# Monte Carlo Prediction
## 1. First-visit MC

In [1]:
import grid_world
from grid_world import *
import numpy as np

In [9]:
SMALL_ENOUGH = 1e-3
GAMMA = 0.9
ALL_POSSIBLE_ACTIONS = ('U', 'D', 'L', 'R')

grid = standard_grid()

print("rewards:")
print_values(grid.rewards, grid)

rewards:
---------------------------
 0.00| 0.00| 0.00| 1.00|
---------------------------
 0.00| 0.00| 0.00|-1.00|
---------------------------
 0.00| 0.00| 0.00| 0.00|


In [10]:
policy = {
    (2, 0): 'U',
    (1, 0): 'U',
    (0, 0): 'R',
    (0, 1): 'R',
    (0, 2): 'R',
    (1, 2): 'R',
    (2, 1): 'R',
    (2, 2): 'R',
    (2, 3): 'U',
}

print("Policy:")
print_policy(policy, grid)

Policy:
---------------------------
  R  |  R  |  R  |     |
---------------------------
  U  |     |  R  |     |
---------------------------
  U  |  R  |  R  |  U  |


In [11]:
def play_game(grid, policy):
    start_states = list(grid.actions.keys())
    start_idx = np.random.choice(len(start_states))
    grid.set_state(start_states[start_idx])

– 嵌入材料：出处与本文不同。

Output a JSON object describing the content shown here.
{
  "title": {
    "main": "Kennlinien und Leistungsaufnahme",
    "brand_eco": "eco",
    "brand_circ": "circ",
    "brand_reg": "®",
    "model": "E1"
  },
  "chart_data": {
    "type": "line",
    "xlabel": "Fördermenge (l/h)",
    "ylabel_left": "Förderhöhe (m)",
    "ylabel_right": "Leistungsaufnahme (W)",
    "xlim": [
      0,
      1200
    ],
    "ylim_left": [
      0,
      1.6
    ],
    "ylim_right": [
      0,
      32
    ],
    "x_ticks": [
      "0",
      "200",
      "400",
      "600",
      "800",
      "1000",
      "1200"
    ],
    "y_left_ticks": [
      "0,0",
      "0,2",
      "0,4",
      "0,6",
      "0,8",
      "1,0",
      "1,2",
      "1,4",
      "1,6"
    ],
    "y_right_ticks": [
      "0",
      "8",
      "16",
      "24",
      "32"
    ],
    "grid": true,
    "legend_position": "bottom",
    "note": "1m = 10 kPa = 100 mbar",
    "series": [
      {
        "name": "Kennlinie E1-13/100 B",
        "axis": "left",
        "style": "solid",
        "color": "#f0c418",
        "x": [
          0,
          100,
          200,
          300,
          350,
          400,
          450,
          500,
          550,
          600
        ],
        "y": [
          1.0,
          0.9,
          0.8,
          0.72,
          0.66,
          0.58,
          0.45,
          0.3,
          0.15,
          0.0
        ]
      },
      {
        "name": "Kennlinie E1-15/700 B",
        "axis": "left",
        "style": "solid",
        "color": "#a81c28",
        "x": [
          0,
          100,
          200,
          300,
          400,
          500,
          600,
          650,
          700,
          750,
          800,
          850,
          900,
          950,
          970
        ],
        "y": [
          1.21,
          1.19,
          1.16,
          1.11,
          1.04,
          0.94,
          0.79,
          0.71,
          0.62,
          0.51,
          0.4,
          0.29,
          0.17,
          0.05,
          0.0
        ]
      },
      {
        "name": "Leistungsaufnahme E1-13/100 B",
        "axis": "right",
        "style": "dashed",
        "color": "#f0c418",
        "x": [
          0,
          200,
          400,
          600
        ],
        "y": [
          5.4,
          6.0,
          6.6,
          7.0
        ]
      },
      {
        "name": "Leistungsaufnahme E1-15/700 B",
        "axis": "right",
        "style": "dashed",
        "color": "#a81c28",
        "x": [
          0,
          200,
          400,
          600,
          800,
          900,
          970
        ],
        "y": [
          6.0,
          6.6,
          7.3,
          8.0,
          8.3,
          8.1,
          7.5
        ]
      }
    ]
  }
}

    s = grid.current_state()
    states_and_rewards = [(s, 0)] # list of tuples of (state, reward)
    while not grid.game_over():
        a = policy[s]
        r = grid.move(a)
        s = grid.current_state()
        states_and_rewards.append((s, r))
        
    G = 0
    states_and_returns = []
    first = True
    for s, r in reversed(states_and_rewards):
        if first:      #跳過第一個(最後的terminal state)
            first = False
        else:
            states_and_returns.append((s, G))
        G = r + GAMMA*G
    states_and_returns.reverse() # we want it to be in order of state visited
    return states_and_returns

In [23]:
# initialize V(s) and returns
V = {}
returns = {} # dictionary of state -> list of returns we've received
states = grid.all_states()
for s in states:
    if s in grid.actions:
        returns[s] = []
    else:
        # terminal state or state we can't otherwise get to
        V[s] = 0
        
states_and_returns = play_game(grid, policy)
print("從隨機開始點，玩一次遊戲：")
print(states_and_returns)

for t in range(100):
    states_and_returns = play_game(grid, policy)
    seen_states = set()   #創建一個無序不重複元素集
    for s, G in states_and_returns:
    # check if we have already seen s
    # called "first-visit" MC policy evaluation
        if s not in seen_states:
            returns[s].append(G)
            V[s] = np.mean(returns[s])    # Returns the average of the array elements
            seen_states.add(s)

print("\nvalues:")
print_values(V, grid)
print("\npolicy:")
print_policy(policy, grid)

從隨機開始點，玩一次遊戲：
[((0, 0), 0.81), ((0, 1), 0.9), ((0, 2), 1.0)]

values:
---------------------------
 0.81| 0.90| 1.00| 0.00|
---------------------------
 0.73| 0.00|-1.00| 0.00|
---------------------------
 0.66|-0.81|-0.90|-1.00|

policy:
---------------------------
  R  |  R  |  R  |     |
---------------------------
  U  |     |  R  |     |
---------------------------
  U  |  R  |  R  |  U  |


### 筆記：
蒙地卡羅預測是在沒有完整環境資訊的情況下使用。    
First-visit MC prediction 是在固定的policy之下，找到各個state的value。    
1.先選定隨機起始點，遊玩一次地圖，走到終點算是遊戲結束，此為一個episode。   
2.從終點回推各state會得到的G值，把對應state和return(G值)記錄下來。   
3.將這個episode中各state第一次出現時的return存起來。   
4.重複上述動作許多次，最後將每個state存起來的很多return值平均，就是value值。